Le silence tomba comme un rideau opaque entre Onaké et le moine qui baissa la tête et but la dernière gorgée de sa tasse de thé.
- Je vais prévenir les autres moines. Je ne préviendrai pas la police si tu es d'accord. Nous l'enterrerons parmi nous et déclarerons qu'il s'est noyé en allant pêcher sur le lac. Je ferai venir le médecin pour établir l'acte de décès quand nous récupèrerons le corps.
- Et les griffures dans le dos ?
- Ca n'a pas d'importance. Il ne les verra pas. Gio sera allongé sur son lit. Il constatera le décès par noyade et ne cherchera pas plus loin. Gio risque de rester plusieurs jours dans l'eau.
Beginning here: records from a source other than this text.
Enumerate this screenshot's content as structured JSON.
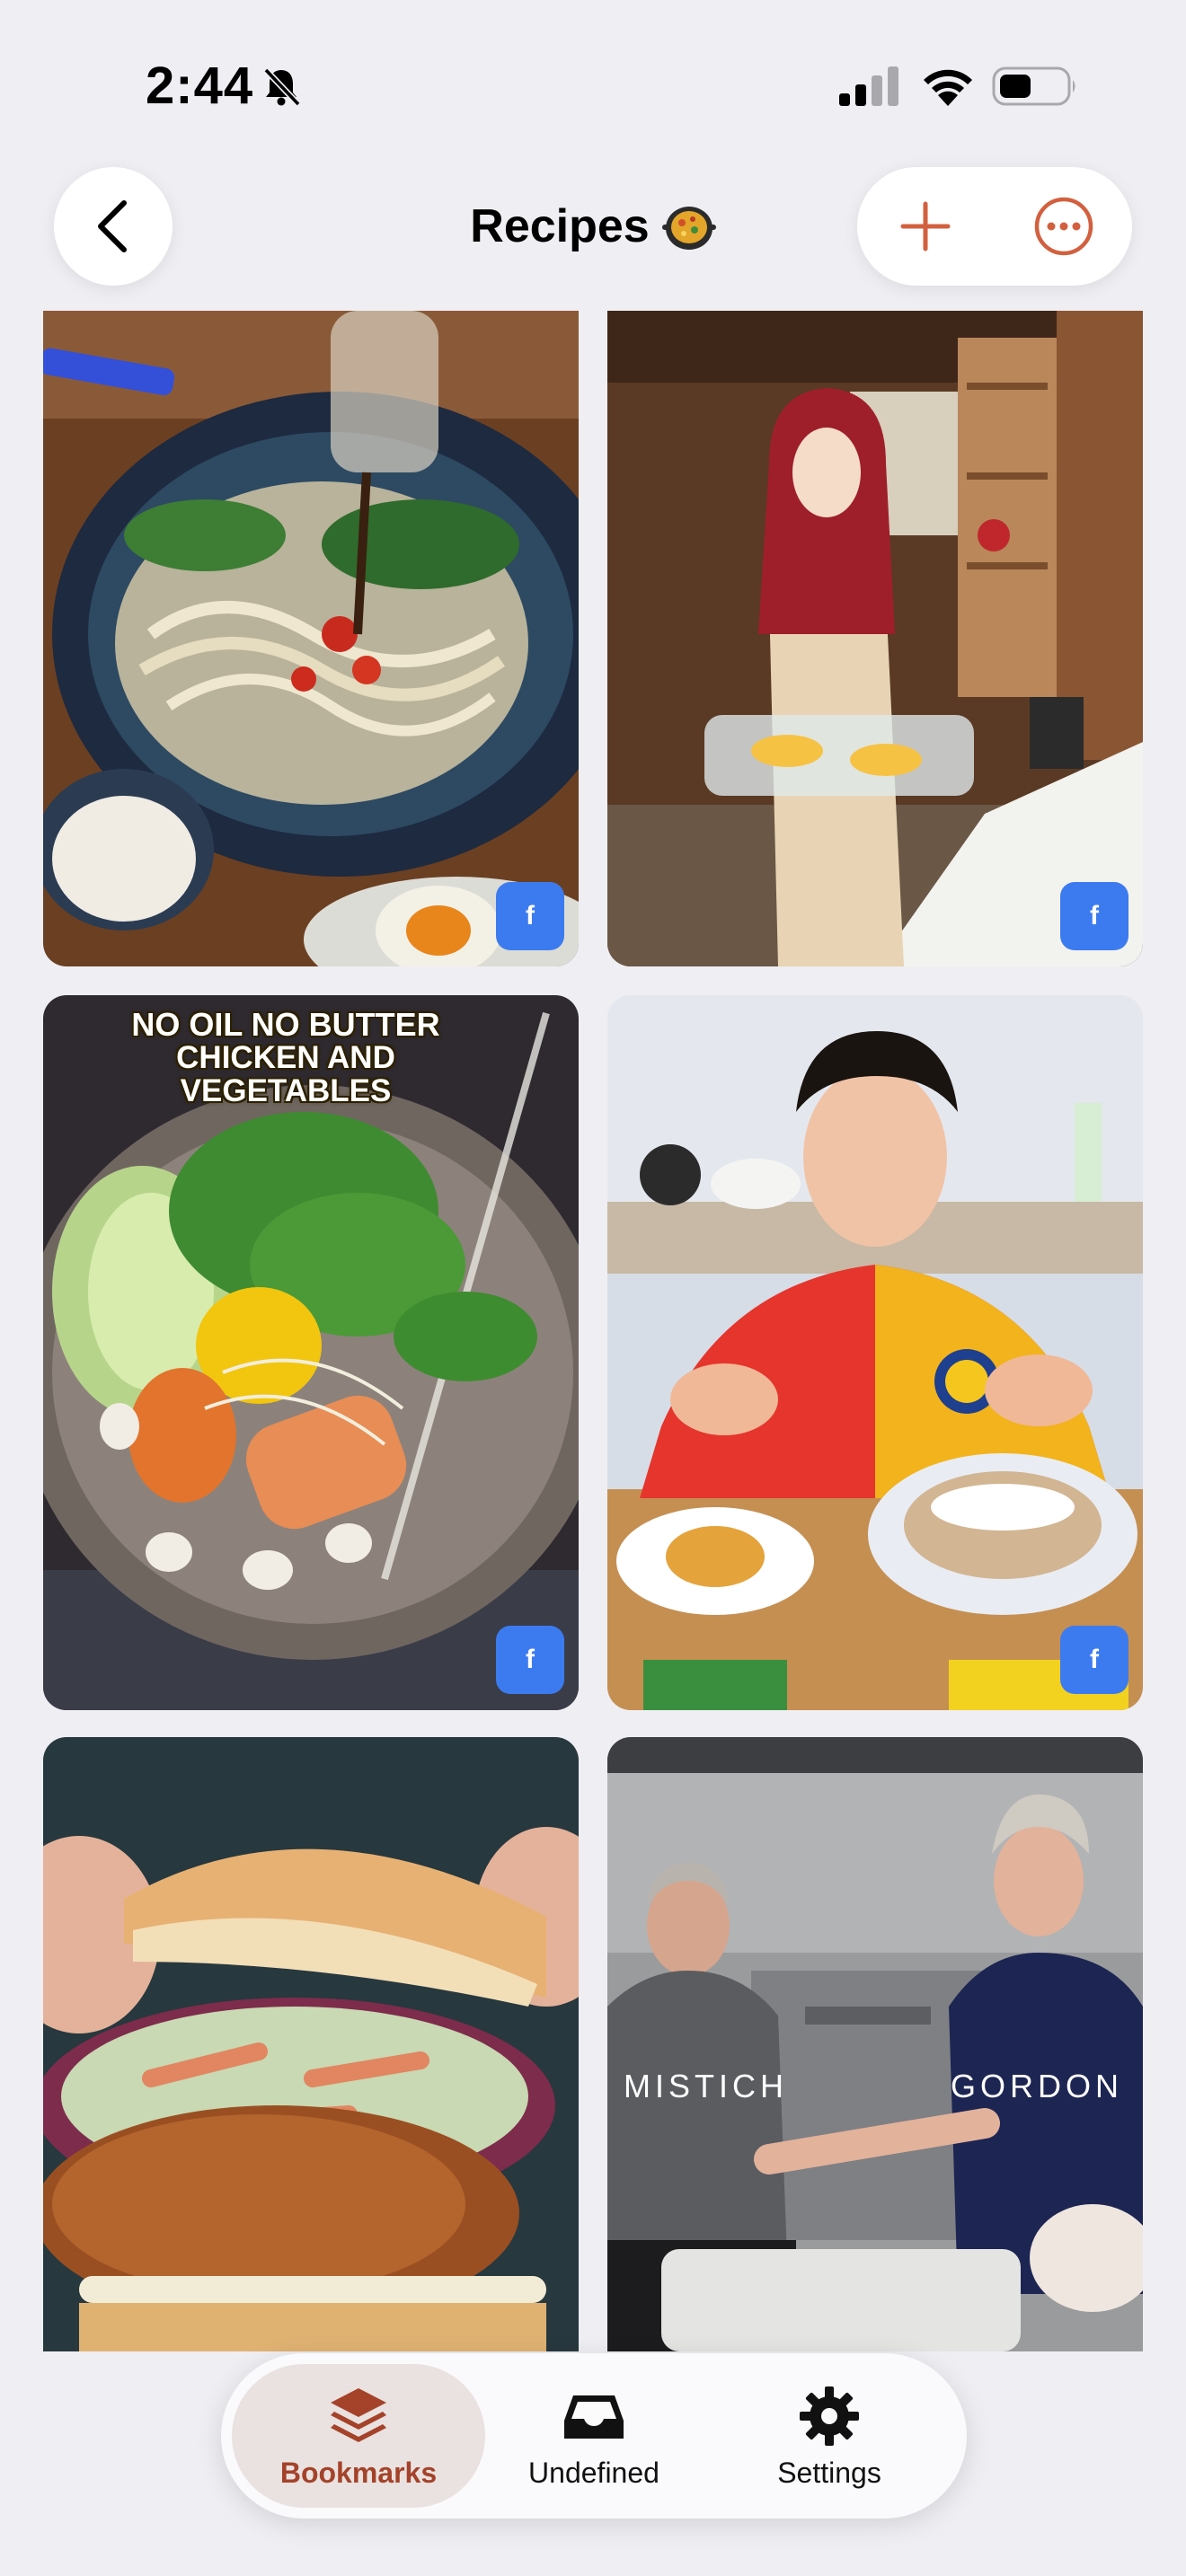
{
  "status_bar": {
    "time": "2:44",
    "icons": [
      "bell-slash-icon",
      "cellular-signal-icon",
      "wifi-icon",
      "battery-icon"
    ]
  },
  "header": {
    "title": "Recipes",
    "title_emoji": "paella-pan-emoji",
    "back_icon": "chevron-left-icon",
    "add_icon": "plus-icon",
    "more_icon": "ellipsis-circle-icon"
  },
  "grid": {
    "items": [
      {
        "description_icon": "noodle-soup-photo",
        "source_badge": "f"
      },
      {
        "description_icon": "woman-holding-fish-tray-photo",
        "source_badge": "f"
      },
      {
        "description_icon": "chicken-vegetable-pot-photo",
        "caption_line1": "NO OIL NO BUTTER",
        "caption_line2": "CHICKEN AND VEGETABLES",
        "source_badge": "f"
      },
      {
        "description_icon": "man-presenting-dishes-photo",
        "source_badge": "f"
      },
      {
        "description_icon": "fried-chicken-burger-photo"
      },
      {
        "description_icon": "two-chefs-kitchen-photo",
        "name_left": "MISTICH",
        "name_right": "GORDON"
      }
    ]
  },
  "tabbar": {
    "tabs": [
      {
        "label": "Bookmarks",
        "icon": "stack-layers-icon",
        "active": true
      },
      {
        "label": "Undefined",
        "icon": "tray-icon",
        "active": false
      },
      {
        "label": "Settings",
        "icon": "gear-icon",
        "active": false
      }
    ]
  },
  "colors": {
    "accent": "#d2603f",
    "active_tab_text": "#a4432a",
    "badge": "#3c7bef",
    "background": "#eeeef3"
  }
}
- J'ai fini mon oeuvre, Kitashiba. Je la jouerai intégralement ce soir. Et je partirai. Je t'invite à venir l'écouter.
- Bien. Répondit le moine.

Quand Onaké se mit au piano, la nuit commençait à froler la cime des arbres. Pourtant une lueur claire fendait le ciel en deux.
- Ici, on appelle ce phénomène, la traine de la princesse Gia annonça Kitashiba. C'est de bon augure.
Onake avait oublié le désastre du matin, la fatigue et la dépression qui avaient suivi. Elle plongea dans la musique sans hésiter. Quand elle attaqua l'andante, sur le lac, là bas, au milieu des bois, le corps de Gio se détacha des ajoncs et des algues qui le retenaient prisonnier. Il remonta lentement vers la surface, son âme flottant au dessus des eaux.
Elle suivait la mélodie qui lui parvenait. Cette musique la guérissait.
Parce que cette symphonie c'était Gia et Gio mélangée, c'était l'hymne de l'amour tu, de l'amour tant attendu, de l'amour impossible. C'était le passé d'Onaké, son inoubliable parfum débarqué un beau matin plein de désespérance. Quand le cadavre de Gio retrouva la surface, il ne portait aucune boursoufflures, aucune griffure, il était resplendissant de force. On pouvait voir son âme dans le ciel, se mélanger à celle de la princesse Gia et les deux âmes courir au milieu des étoiles de la nuit comme des oiseaux libérés de leur cage.